3. He Is a Junior Quarterback & Defensive Back at the Worcester High School
He rushed for a touchdown during Doherty’s comeback attempt during Friday night’s game against Leominster, according to the Worcester Sentinel & Enterprise. But Oppong and the Highlanders lost the season-opener 28-20.
The newspaper report on the game and Oppong’s coach did not mention his protest after the game.
“We’re young.
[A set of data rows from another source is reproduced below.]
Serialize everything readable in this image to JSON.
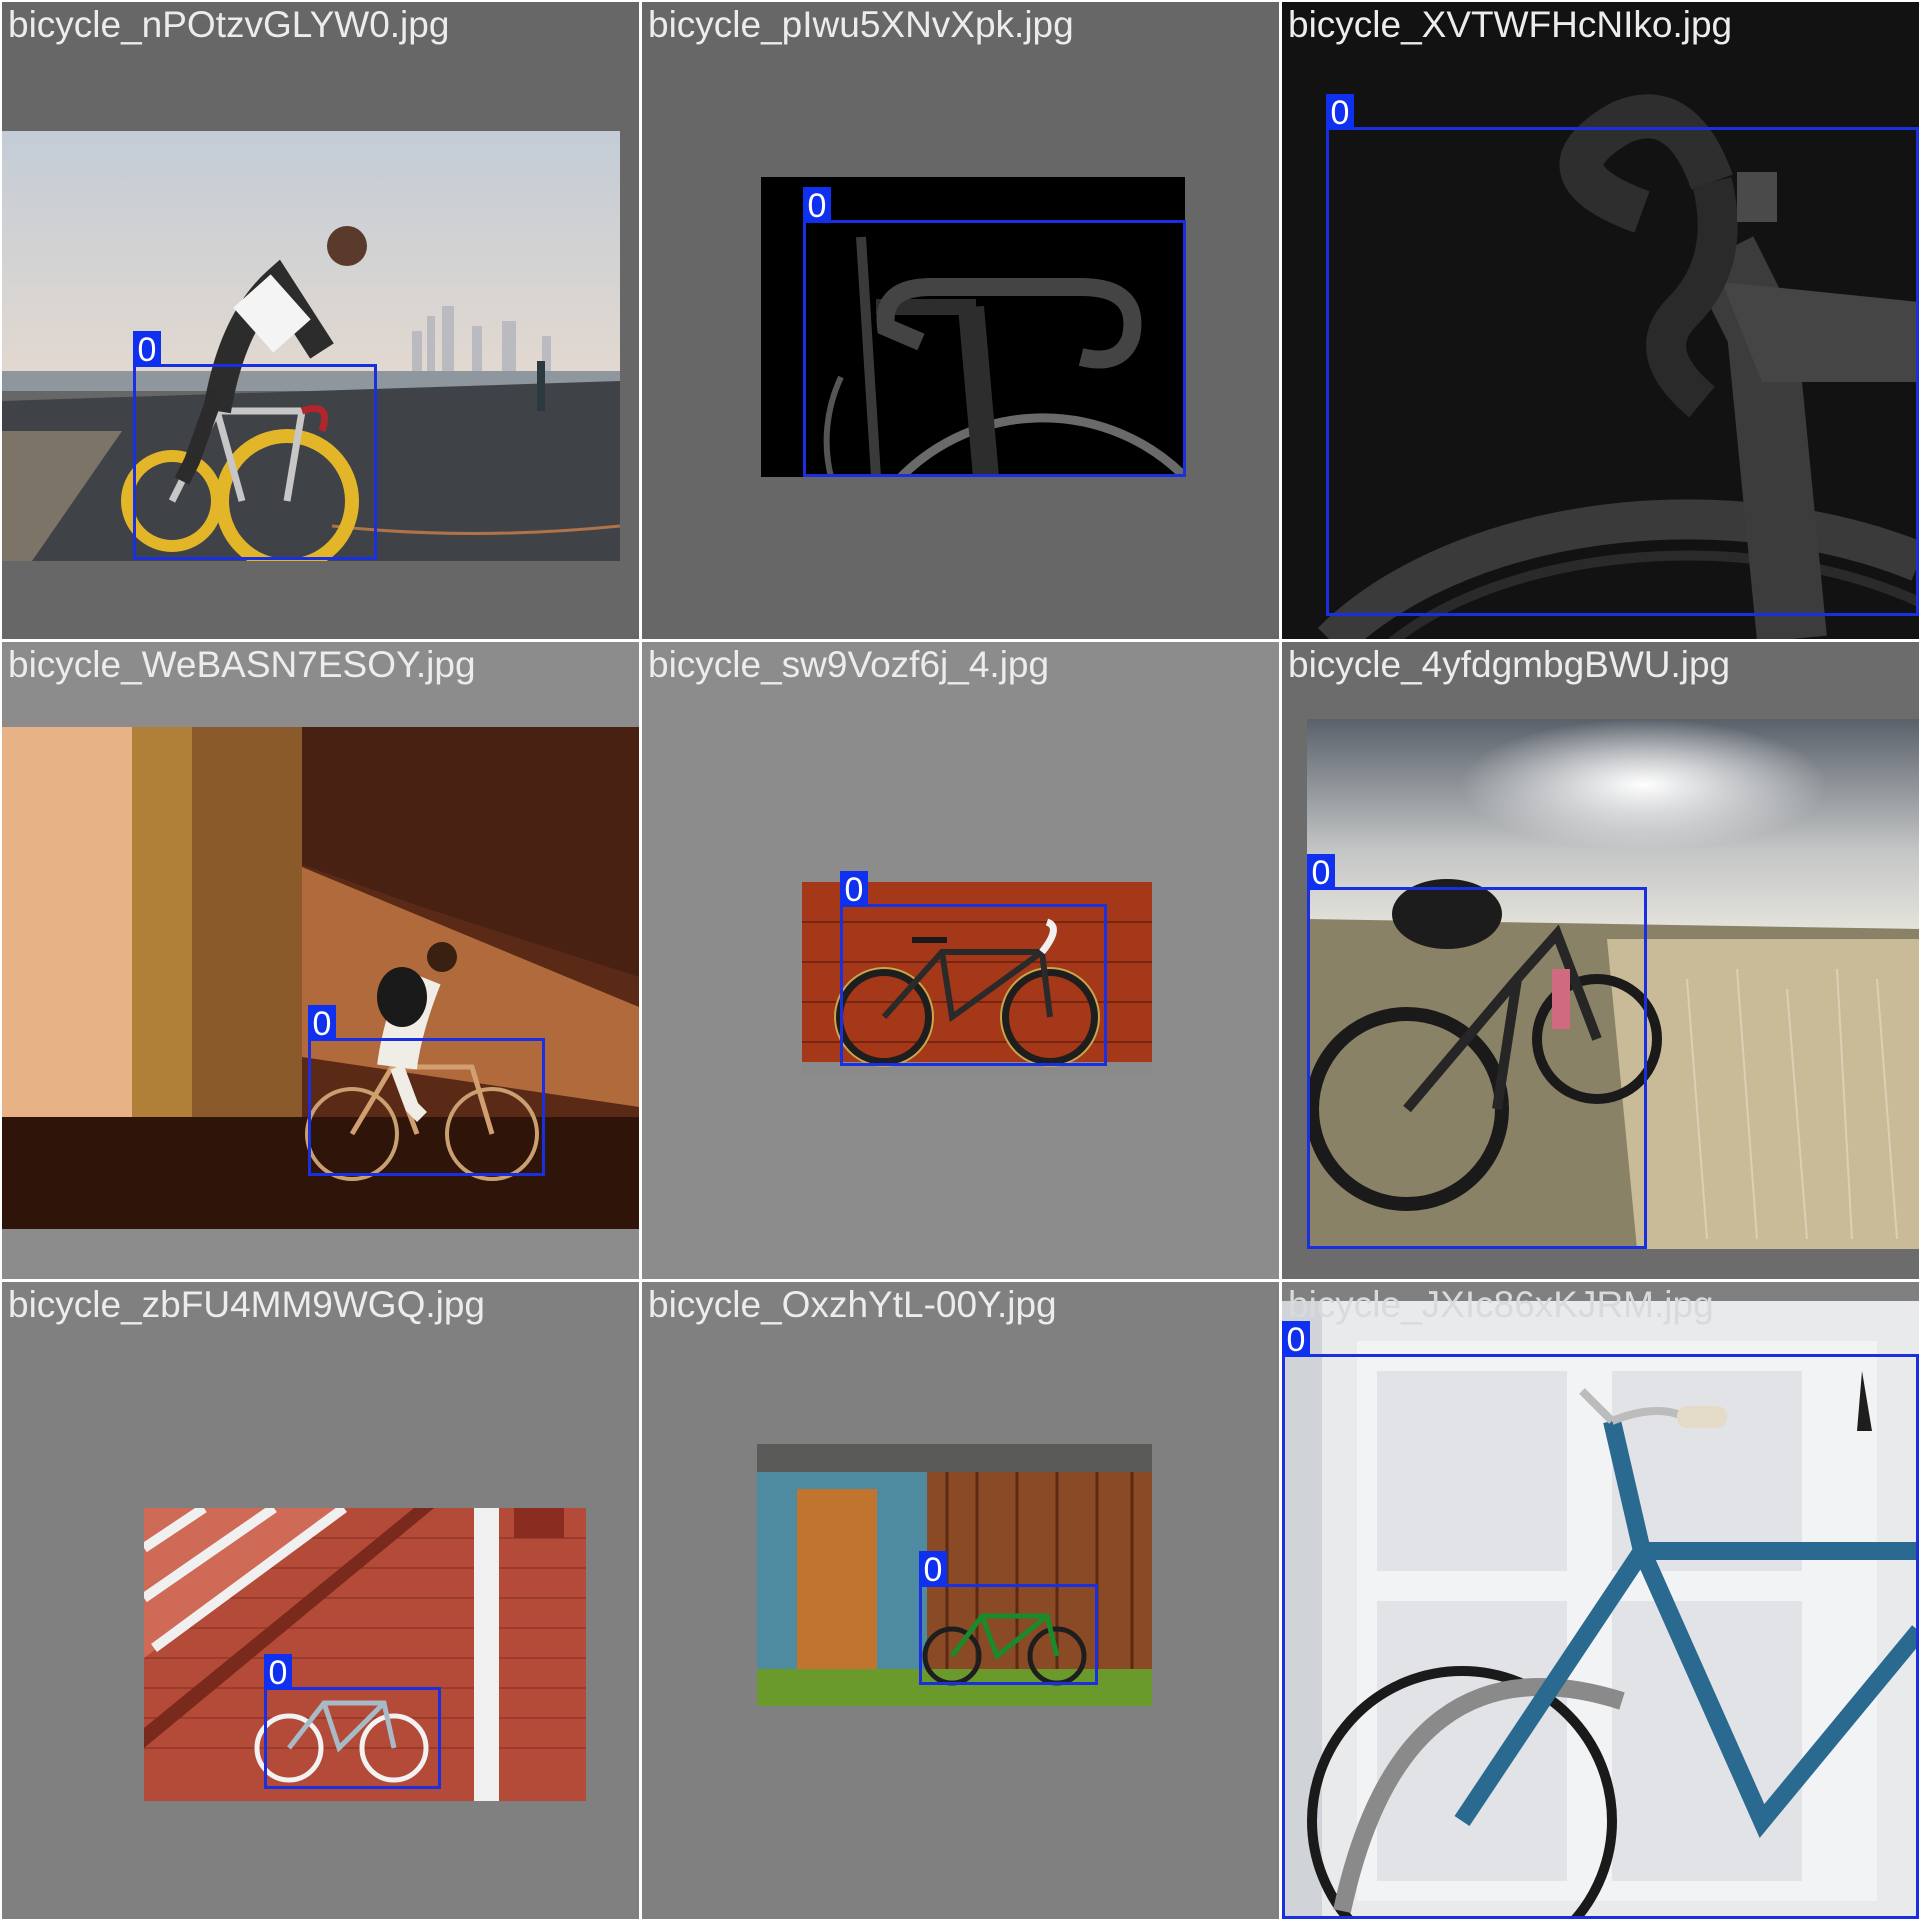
{
  "class_label": "0",
  "colors": {
    "box": "#1a2fe0",
    "label_bg": "#1030f0"
  },
  "tiles": [
    {
      "filename": "bicycle_nPOtzvGLYW0.jpg"
    },
    {
      "filename": "bicycle_pIwu5XNvXpk.jpg"
    },
    {
      "filename": "bicycle_XVTWFHcNIko.jpg"
    },
    {
      "filename": "bicycle_WeBASN7ESOY.jpg"
    },
    {
      "filename": "bicycle_sw9Vozf6j_4.jpg"
    },
    {
      "filename": "bicycle_4yfdgmbgBWU.jpg"
    },
    {
      "filename": "bicycle_zbFU4MM9WGQ.jpg"
    },
    {
      "filename": "bicycle_OxzhYtL-00Y.jpg"
    },
    {
      "filename": "bicycle_JXIc86xKJRM.jpg"
    }
  ]
}
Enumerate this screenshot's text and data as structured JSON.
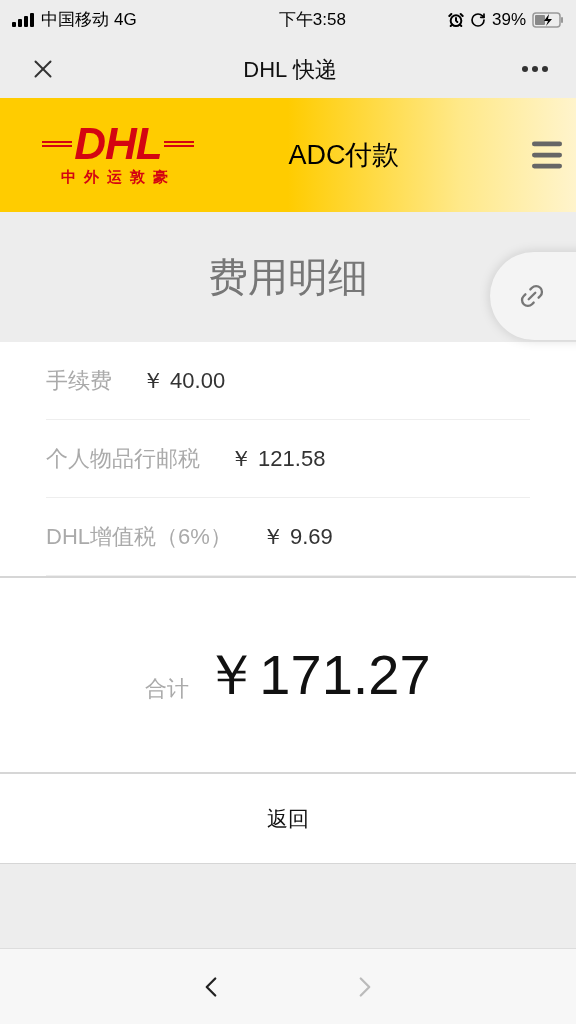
{
  "status_bar": {
    "carrier": "中国移动",
    "network": "4G",
    "time": "下午3:58",
    "battery": "39%"
  },
  "nav": {
    "title": "DHL 快递"
  },
  "header": {
    "logo_text": "DHL",
    "logo_subtext": "中外运敦豪",
    "title": "ADC付款"
  },
  "section": {
    "title": "费用明细"
  },
  "fees": [
    {
      "label": "手续费",
      "amount": "￥ 40.00"
    },
    {
      "label": "个人物品行邮税",
      "amount": "￥ 121.58"
    },
    {
      "label": "DHL增值税（6%）",
      "amount": "￥ 9.69"
    }
  ],
  "total": {
    "label": "合计",
    "amount": "￥171.27"
  },
  "back_button": "返回",
  "toolbar": {
    "back_disabled": false,
    "forward_disabled": true
  }
}
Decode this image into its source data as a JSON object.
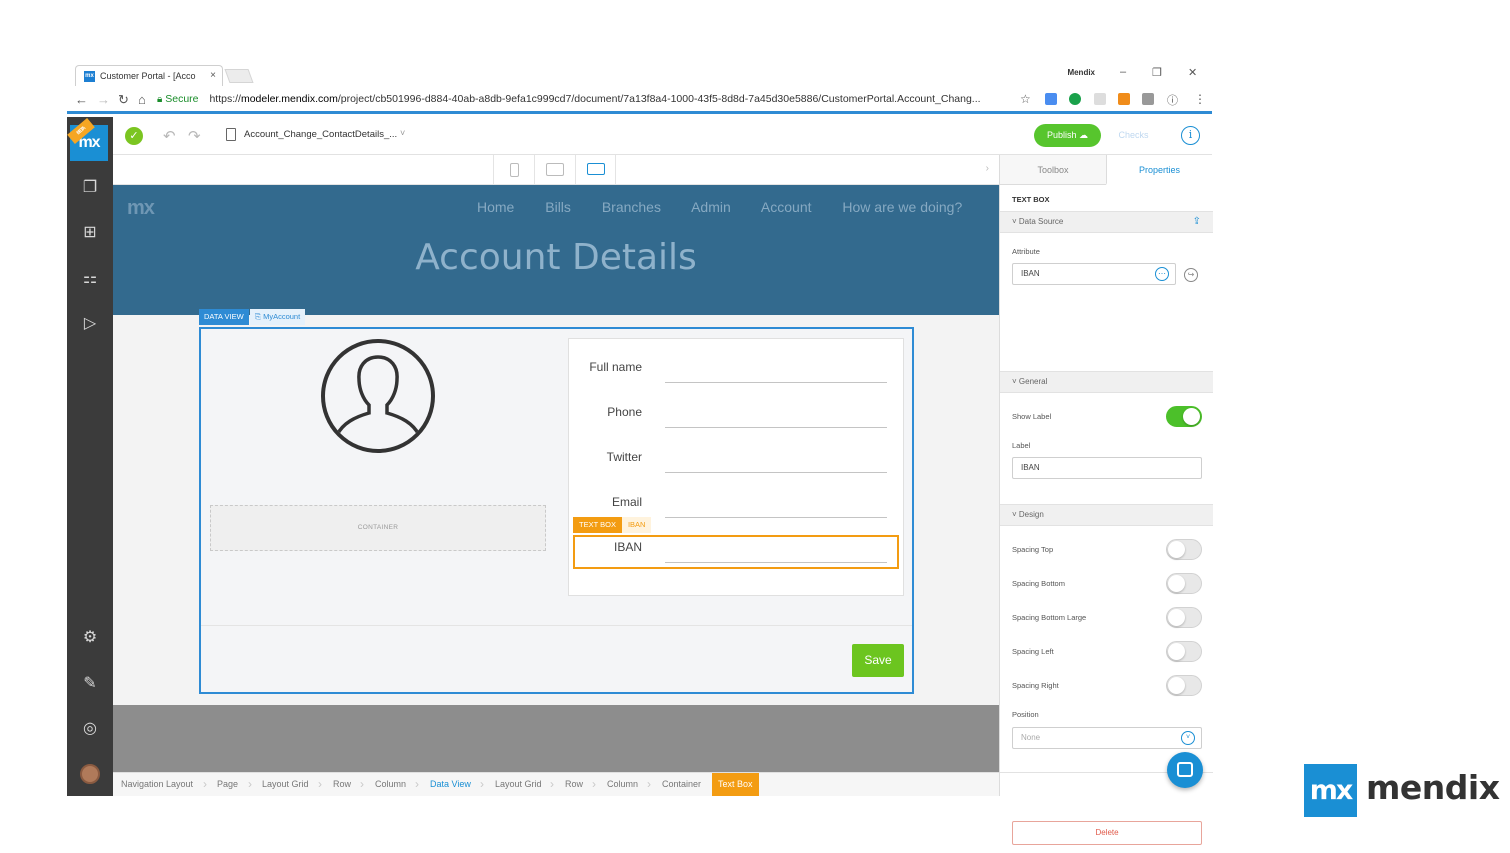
{
  "browser": {
    "tab_title": "Customer Portal - [Acco",
    "tab_close": "×",
    "favicon_text": "mx",
    "profile_name": "Mendix",
    "win_minimize": "–",
    "win_restore": "❐",
    "win_close": "✕",
    "secure_label": "Secure",
    "url_scheme": "https://",
    "url_host": "modeler.mendix.com",
    "url_path": "/project/cb501996-d884-40ab-a8db-9efa1c999cd7/document/7a13f8a4-1000-43f5-8d8d-7a45d30e5886/CustomerPortal.Account_Chang..."
  },
  "sidebar": {
    "logo_text": "mx",
    "beta_text": "BETA",
    "icons": [
      "pages-icon",
      "doc-tree-icon",
      "hierarchy-icon",
      "play-icon",
      "settings-icon",
      "brush-icon",
      "megaphone-icon",
      "user-avatar"
    ]
  },
  "topbar": {
    "document_name": "Account_Change_ContactDetails_...",
    "chevron": "˅",
    "publish_label": "Publish",
    "checks_label": "Checks",
    "info_label": "i"
  },
  "page": {
    "logo": "mx",
    "nav": [
      "Home",
      "Bills",
      "Branches",
      "Admin",
      "Account",
      "How are we doing?"
    ],
    "title": "Account Details",
    "data_view_tag": "DATA VIEW",
    "data_view_entity": "MyAccount",
    "container_label": "CONTAINER",
    "fields": [
      "Full name",
      "Phone",
      "Twitter",
      "Email",
      "IBAN"
    ],
    "text_box_tag": "TEXT BOX",
    "text_box_attr": "IBAN",
    "save_label": "Save"
  },
  "breadcrumb": [
    "Navigation Layout",
    "Page",
    "Layout Grid",
    "Row",
    "Column",
    "Data View",
    "Layout Grid",
    "Row",
    "Column",
    "Container",
    "Text Box"
  ],
  "properties": {
    "tabs": [
      "Toolbox",
      "Properties"
    ],
    "widget_type": "TEXT BOX",
    "data_source_header": "Data Source",
    "attribute_label": "Attribute",
    "attribute_value": "IBAN",
    "general_header": "General",
    "show_label_label": "Show Label",
    "show_label_on": true,
    "label_label": "Label",
    "label_value": "IBAN",
    "design_header": "Design",
    "design_toggles": [
      {
        "label": "Spacing Top",
        "on": false
      },
      {
        "label": "Spacing Bottom",
        "on": false
      },
      {
        "label": "Spacing Bottom Large",
        "on": false
      },
      {
        "label": "Spacing Left",
        "on": false
      },
      {
        "label": "Spacing Right",
        "on": false
      }
    ],
    "position_label": "Position",
    "position_value": "None",
    "delete_label": "Delete"
  },
  "brand": {
    "box_text": "mx",
    "word": "mendix"
  },
  "colors": {
    "brand_blue": "#1a8fd4",
    "publish_green": "#57c52d",
    "selection_orange": "#f39c12",
    "hero_blue": "#336a8e"
  }
}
We were hoping we could stay in a game,” coach Sean Mulcahy told the newspaper. “Our goal was to give them everything we had, and I thought our kids did that.”
4. Oppong Has Also Received Angry Tweets About His Protest, Along With the Messages of Support
While Oppong has received several messages of support after his protest, and calls for his suspension to be overturned, he has also received backlash on Twitter and elsewhere.
The football player, like Kaepernick and others who have made similar displays of protest during the National Anthem, has been the target of angry tweets.
“Today was NOT the day to take a stand against your injustice ideas,TODAY is about honor, remembering, the fallen…the dead,” one Twitter user wrote. ” Do you think 9/11 has a “race” involved. Did 9/11 have anything to do with cops or skin color?”
Some questioned the timing of his decision to protest, saying it should not have occurred near the 15th anniversary of 9/11, while others directed racist slurs at him.
“They should cut this entitled little c*nt from the team!,” another tweet read.
The school district said it has put a safety plan in place for Oppong because of the threats, and were meeting with him and his parents Monday at the high school.
“We have to treat this as a bullying situation,” school safety director Robert Pezzella told the Worcester Telegram & Gazette.
5. Kaepernick’s Protest Has Led to Similar Acts by High School, College & Pro Football Players
Kaepernick’s National Anthem protest has spread throughout football, with players taking a knee or making another gesture of support during games across all levels of the sport, including high school and college.
On Sunday, during the first games of the NFL season, four Miami Dolphins players took a knee, while two Patriots players and a Chiefs player raised their fists into the air. The Seattle Seahawks locked arms as a team during the Star-Spangled Banner.
The protest reached sports outside of football. Soccer player Megan Rapinoe, a member of the U.S. National Team and the Seattle Reign, also took a knee prior to a game.
Rapinoe told ESPN’s Julie Foudy she was disgusted by the way Kaepernick was treated after his protest.
One of her opponents, the Washington Spirit, to play the National Anthem prior to players entering the stadium, as a way to block her from protesting.
“While we respect every individual’s right to express themselves, and believe Ms. Rapinoe to be an amazing individual with a huge heart; we respectfully disagree with her method of hijacking our organization’s event to draw attention to what is ultimately a personal—albeit worthy—cause,” team owner Bill Lynch said in a statement.